Lutter contre la broncho pneumopathie chronique obstructive

Maladie pulmonaire chronique et progressive, la Broncho pneumopathie chronique obstructive est mal connue mais pourtant très grave. C’est pourquoi la plateforme Palomb portée par la Fondation Bordeaux université a pour objectif d’améliorer la prise en charge de cette pathologie. A l’occasion de l’évènement « Mai Poumons » qui a eu lieu à Bordeaux les 5 et 6 mai, le professeur Chantal Raherison, pneumologue au CHU de Bordeaux et coordinatrice de Palomb fait le point sur ce projet.

  • 17/05/2018

© Fondation université de Bordeaux © Fondation université de Bordeaux

Les prévisions de l’Organisation Mondiale de la Santé (OMS) font froid dans le dos : d’ici 2030 la broncho pneumopathie chronique obstructive (BPCO pour les initiés) serait la troisième cause de mortalité… Et pourtant, comme le confirme le professeur Raherison, pneumologue au CHU de Bordeaux et professeur à l’université de Bordeaux, cette maladie pulmonaire chronique et progressive caractérisée par une obstruction des voies aériennes est très mal connue du grand public, des patients eux même mais aussi des professionnels de santé. « Consulter un pneumologue n’est pas toujours une évidence. Même les médecins généralistes n’ont pas forcément le réflexe d’adresser leurs patients, encore moins les jeunes. Ou alors quand c’est presque trop tard… » regrette t-elle. Car malheureusement, on ne prend conscience de la notion de souffle que lorsqu’on est déjà malade. Due principalement au tabac et à la pollution, la BPCO fait de plus en plus victimes chaque année. « En France, nous n’avons que très peu de données sur cette maladie qui qui touche de plus en plus de jeunes, c’est pourquoi nous avons créé Palomb, initiative commune de l’Association des Pneumologues Privés du Sud-Ouest (APPSO), de pneumologues hospitalo-universitaires, des centres hospitaliers généraux et soutenue par la Fondation Bordeaux université  depuis 4 ans. A ce jour, 2300 patients sont observés  et des études épidémiologiques ont été mises en place dans l’objectif d’améliorer la prise en charge de la maladie et de favoriser la prévention.

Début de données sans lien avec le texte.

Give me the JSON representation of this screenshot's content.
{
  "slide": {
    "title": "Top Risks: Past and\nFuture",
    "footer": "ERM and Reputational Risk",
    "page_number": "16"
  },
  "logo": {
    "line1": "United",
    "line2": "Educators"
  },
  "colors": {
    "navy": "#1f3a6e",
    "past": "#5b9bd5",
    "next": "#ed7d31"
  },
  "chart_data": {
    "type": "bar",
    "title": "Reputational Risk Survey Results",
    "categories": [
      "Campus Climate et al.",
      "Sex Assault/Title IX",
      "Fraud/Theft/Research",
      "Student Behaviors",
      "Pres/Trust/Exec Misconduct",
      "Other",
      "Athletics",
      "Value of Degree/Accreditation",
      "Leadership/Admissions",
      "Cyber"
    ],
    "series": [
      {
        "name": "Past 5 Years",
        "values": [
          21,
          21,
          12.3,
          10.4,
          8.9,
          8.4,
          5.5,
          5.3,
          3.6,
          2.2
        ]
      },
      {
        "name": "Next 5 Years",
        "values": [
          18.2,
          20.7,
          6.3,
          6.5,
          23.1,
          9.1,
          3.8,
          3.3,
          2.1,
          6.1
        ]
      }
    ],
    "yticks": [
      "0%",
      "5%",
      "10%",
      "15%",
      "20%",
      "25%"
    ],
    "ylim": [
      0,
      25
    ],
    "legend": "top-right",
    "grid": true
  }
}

Apprendre à respirer, c’est apprendre à vivre mieux

A cet égard,  le professeur Raherison a largement participé à l’évènement Mai Poumons qui a eu lieu pour la première fois à Bordeaux les 5 et 6 mai dernier. « Nous constatons malheureusement que ¾ des maladies respiratoires pourraient être évitées par une meilleure connaissance des poumons. Prendre conscience de sa respiration permet de protéger sa santé respiratoire » affirme Chantal Raherison au cours  de la conférence « mes poumons : j’en prends soin » qu’elle a animé le jeudi 3 mai.
Car pour être prise en charge, les pathologies respiratoires dont la BPCO doivent être dépistées le plus précocement possible. Le seul moyen pour le faire est la spirométrie, c’est-à-dire la mesure du souffle par l’exploration fonctionnelle respiratoire. Or, comme le constate malheureusement Chantal Raherisson, « la France est très retard en matière de prévention primaire des maladies respiratoires. Dans les pays nordiques, on pratique une mesure du souffle en médecine scolaire, comme on prend la tension et comme on se pèse. En France, on ne mesure le souffle que lorsqu’il y a un symptôme. "
Les initiatives d’envergure telles que la plateforme Palomb ainsi que les actions de sensibilisation et de prévention comme « Mai Poumons » concourent sans aucun doute à une meilleure connaissance de ces maladies et donc de leur prise en charge.

La BPCO ou Broncho-Pneumopathie Chronique Obstructive se définit par une inflammation et une obstruction chronique des voies aériennes. Elle est essentiellement liée au tabac, pour plus de 80% des cas et cause des lésions des bronches et du poumon. Cette pathologie atteint entre 6 et 8% de la population, soit plus de 3.5 millions de personnes.
Cette maladie touche essentiellement les hommes (près de 60% des malades) et les personnes âgées de plus de 45 ans.
La BPCO entraîne 17.000 décès chaque année en France, elle est la 6ième cause de mortalité. Selon les prévisions de l’organisation mondiale de la santé, la BPCO sera en 2030 la 3ième cause de mortalité.